Thursday, January 24, 2008

The Last Shogun by Ryotaro Shiba

(Book Review)

I know next to nothing about the Japanese historical Shogunate, but on my last trip to Fukuoka this book caught my eye. It was marketed as an historical novel, and I've long been a big proponent that historical novel's are the most pleasant way to learn history.

Although once I get the book home and begin reading the publisher's introduction, it turns out there's some question about whether this book should be classified as a historical novel, or simply as a straight forward history which makes use of literary devices (such as pretending to know the thoughts of historical figures at certain points).

Depending on how you look at it, this book ends up being either a really dry historical novel, or a really vibrant history book. I suppose it just depends on what you're looking for.

As the title implies, this book deals with the life of the Last Shogun in Japan, who gave up power at the time of the Meiji Restoration. Similar to "The Last Emperor" film about China (if you'll forgive me for comparing two different mediums) it is a story about a nation in transition viewed through the eyes of the outgoing monarch.

There the similarities end, however. Unlike the Chinese "Last Emperor", this Shogun was not born into power. In fact the first half of the book reminded me more of "I, Claudius" in that it is the story of all the back stage political maneuverings regarding succession to the throne, and how an unlikely outsider eventually makes his way to the top.

For someone unacquainted with Japanese history (as I am) there is a lot to keep track of in these books. Lots of different clans, different factions within the clans, backstage scheming, changing alliances, etc. I studied the "Meiji Restoration" in a couple of my history classes at Calvin, but the version I learned back then was apparently a lot simpler than what actually went on.
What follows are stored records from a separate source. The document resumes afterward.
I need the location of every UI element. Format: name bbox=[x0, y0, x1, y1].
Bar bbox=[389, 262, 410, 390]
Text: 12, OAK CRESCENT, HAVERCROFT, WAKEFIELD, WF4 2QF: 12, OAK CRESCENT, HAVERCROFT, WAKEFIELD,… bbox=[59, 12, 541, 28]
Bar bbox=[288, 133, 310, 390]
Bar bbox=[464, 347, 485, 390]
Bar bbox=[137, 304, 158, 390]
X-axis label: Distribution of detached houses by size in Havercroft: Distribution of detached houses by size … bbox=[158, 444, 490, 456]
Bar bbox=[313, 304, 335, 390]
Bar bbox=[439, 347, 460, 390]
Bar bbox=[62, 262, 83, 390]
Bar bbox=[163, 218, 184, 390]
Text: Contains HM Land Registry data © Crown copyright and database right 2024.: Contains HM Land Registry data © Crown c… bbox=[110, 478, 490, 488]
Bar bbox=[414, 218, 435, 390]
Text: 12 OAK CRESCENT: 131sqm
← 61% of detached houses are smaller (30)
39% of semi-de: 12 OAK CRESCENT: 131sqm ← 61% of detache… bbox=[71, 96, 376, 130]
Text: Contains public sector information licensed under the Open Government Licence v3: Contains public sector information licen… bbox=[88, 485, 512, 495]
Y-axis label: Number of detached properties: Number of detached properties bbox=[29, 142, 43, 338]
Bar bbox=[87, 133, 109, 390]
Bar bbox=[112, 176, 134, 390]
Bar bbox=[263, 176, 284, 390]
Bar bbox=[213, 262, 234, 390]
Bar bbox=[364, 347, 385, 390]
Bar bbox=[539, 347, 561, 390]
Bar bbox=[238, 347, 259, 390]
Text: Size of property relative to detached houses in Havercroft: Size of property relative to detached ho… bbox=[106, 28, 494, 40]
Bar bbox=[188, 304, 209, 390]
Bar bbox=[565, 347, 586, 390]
I'm reminded of the old history teacher's saying: "You can either lie to your students, or confuse them." Any period of history, particularly revolutions and social upheavals, is a lot more complicated than we're usual taught in school, and once you get into the nuts and bolts of what's going on, it requires a lot of concentration to keep track of everything.

The author acknowledges this in his afterward: "[The last Shogun] is not a story that lends itself easily to retelling. He was a politician and ...few books with politicians as their subject have met with any success. Politicians can exist only in the midst of political events and can therefore be understood only amid the whirl of politics. Page after page of detailed political information must precede a few lines portraying the man at the center of events."

Of course for us history geeks, this is all part of the fun, but this is a book that requires a certain amount of engagement. It was not the kind of book I could pick up and put down easily. Every time I started reading again, I had to go back and re-read the last couple pages to remember who was on which side again.
If you're willing to devote a few brain cells to keeping track of the changing political alliances in 19th century Japan, it can be a lot of fun, but be forewarned ahead of time. (Actually people not historically minded will probably stay away from this book in the first place).

The good news is that you don't need to have any previous knowledge to jump into the story. I certainly didn't have any.
As with any history book, it can be a bit frustrating keeping track of the names. Especially since they're all Japanese names. (Even after 6 years in Japan, Japanese names are still a bit difficult for me to remember. My brain doesn't latch unto names like Iesada, Ieyasu, and Ieyoshi as easily as Tom, Dick, and Harry).
In a history book about Japan, Japanese names are of course an unavoidable evil, but in my opinion this could have been alleviated slightly if the translator had established a consistent way of referring to each character. As it is, we're likely to encounter a character referred to by his given name in one paragraph, and his family name in the next.
Also an index might have helped me to keep track of people. There is a list of characters in the front of the book, but it's incomplete and of course doesn't include page numbers.
None of this stopped me from getting through the book, but it did mean I was constantly flipping back pages to try and remember who was who.

Link of the Day
No Questions On Global Warming Asked At CNN's Coal Industry-Sponsored Presidential Debates

1 comment:

Dozer said...

I have to apologetically revert to the Lord of The Rings, because the use of multiple names reminded me of this book series which uses Elvish/Dwarvish/human/wizard names for the same city or person.